Dari uraian singkat diatas dapat diketahui bahwa ajaran kesusilan, menjadi begitu penting dalam praktik Yoga. Ajaran kesusilaan membangun sifat mulia, dan menjadi sikap hidup. Sejauh mana ajaran susila telah menyusup menjalar dan tumbuh dalam diri, maka kita senantiasa perlu mawas diri. Kita baca dengan seksama bait berikut ini: Sunirmala Sadhana wreddhi ri hati; Sudharma punya kreta santa gegwani; Susilametri karuna upaksana; sudirang ambek sada bhakti ring guru; Sara sariranta delon kayatnaken; Sarat samastha pahilang ya dohaken. (kesucian usahakan mekar di hati; kebenaran, kedermawanan, ketenangan dan keharmonisan yakini itu; Kesusilaan, persodaraan, cinta kasih dan kesabaran; keteguhan pikiran, senantiasa bhakti kepada guru. Sari badan jasmani lihat dan perhatikan; keduniawian yang menghilangkan itu semua jauhkanlah). Dengan sangat jelas ditegaskan pentingnya landasan kesusilaan harus dimiliki bila ingin mendapatkan kesucian pikiran. Termasuk apa yang disebut sara sarira, sari dari diri harus terus diperhatikan.

Sampai disini jelas bagi kita bahwa sakala-niskala, wahyu-dhyatmika haruslah merupakan suatu kesatuan. Ada sesuatu dibalik yang nampak, ada sesuatu dibalik diri kita sendiri yang nampak ini, Apa yang ada di bhuwana agung sesungguhnya adapula di bhuwana alit, atau diri manusia. Badan manusia dibangun oleh Panca Mahabhuta dan Panca Tanmatra.
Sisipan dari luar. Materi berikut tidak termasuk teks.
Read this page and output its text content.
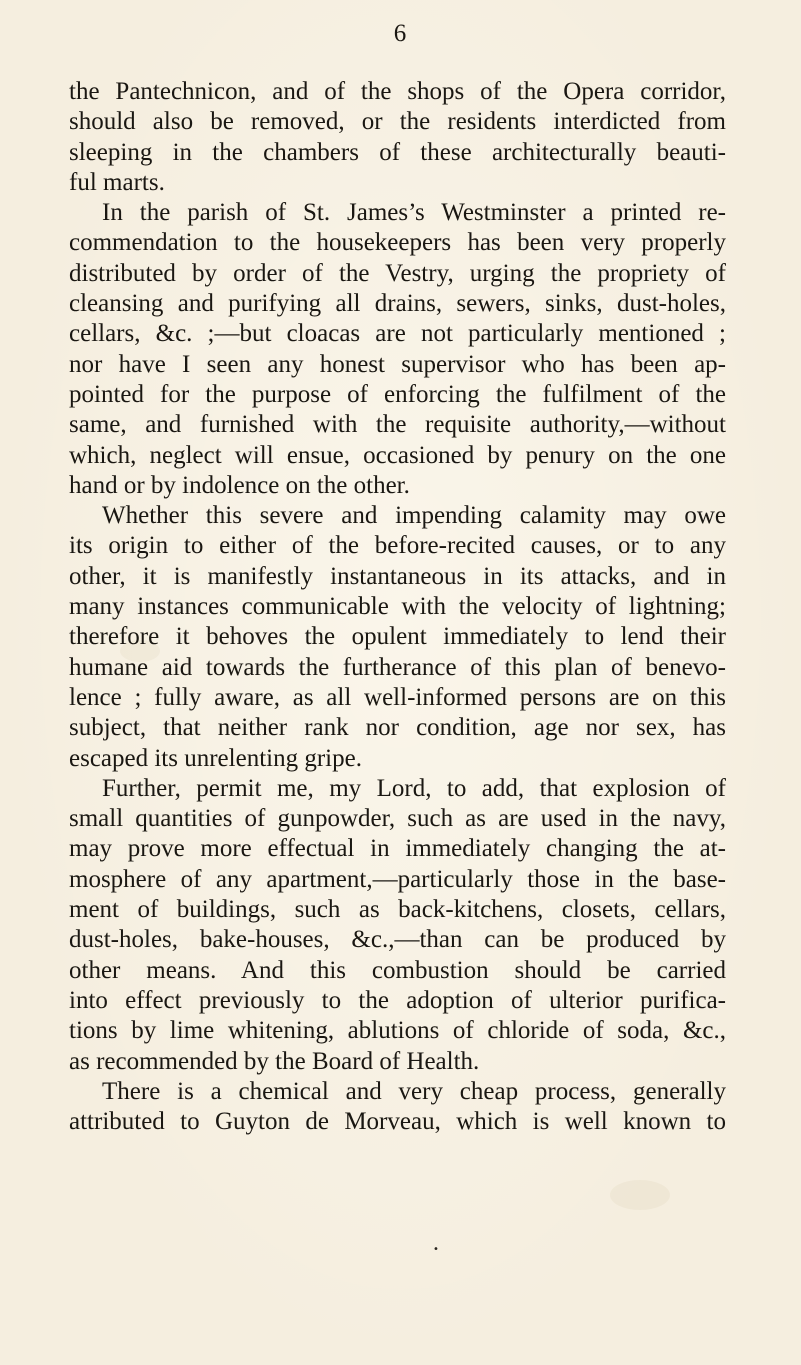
6
the Pantechnicon, and of the shops of the Opera corridor,
should also be removed, or the residents interdicted from
sleeping in the chambers of these architecturally beauti-
ful marts.
In the parish of St. James’s Westminster a printed re-
commendation to the housekeepers has been very properly
distributed by order of the Vestry, urging the propriety of
cleansing and purifying all drains, sewers, sinks, dust-holes,
cellars, &c. ;—but cloacas are not particularly mentioned ;
nor have I seen any honest supervisor who has been ap-
pointed for the purpose of enforcing the fulfilment of the
same, and furnished with the requisite authority,—without
which, neglect will ensue, occasioned by penury on the one
hand or by indolence on the other.
Whether this severe and impending calamity may owe
its origin to either of the before-recited causes, or to any
other, it is manifestly instantaneous in its attacks, and in
many instances communicable with the velocity of lightning;
therefore it behoves the opulent immediately to lend their
humane aid towards the furtherance of this plan of benevo-
lence ; fully aware, as all well-informed persons are on this
subject, that neither rank nor condition, age nor sex, has
escaped its unrelenting gripe.
Further, permit me, my Lord, to add, that explosion of
small quantities of gunpowder, such as are used in the navy,
may prove more effectual in immediately changing the at-
mosphere of any apartment,—particularly those in the base-
ment of buildings, such as back-kitchens, closets, cellars,
dust-holes, bake-houses, &c.,—than can be produced by
other means. And this combustion should be carried
into effect previously to the adoption of ulterior purifica-
tions by lime whitening, ablutions of chloride of soda, &c.,
as recommended by the Board of Health.
There is a chemical and very cheap process, generally
attributed to Guyton de Morveau, which is well known to
•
Dibalik itu semua manusia memiliki indria manah, ahangkara dan budhi. Alam pikiran inilah yang membelenggu Sang Hyang Atma, yang sesungguhnya bagaikan permata yang cemerlang dan suci (atau tulya nikang manik aphatika nirmala). Oleh karena itu kita senantiasa diajak menyucikan diri, sehingga kecemerlangan dan kesucian itu semakin nampak dan mengendalikan perbuatan, perkataan dan pikiran kita.

Jadi mulat sarira pada hakekatnya usaha memahami diri, memahami hakikat diri yang suci dan cemerlang dan sebelumnya memahami apa yang menyelimutinya.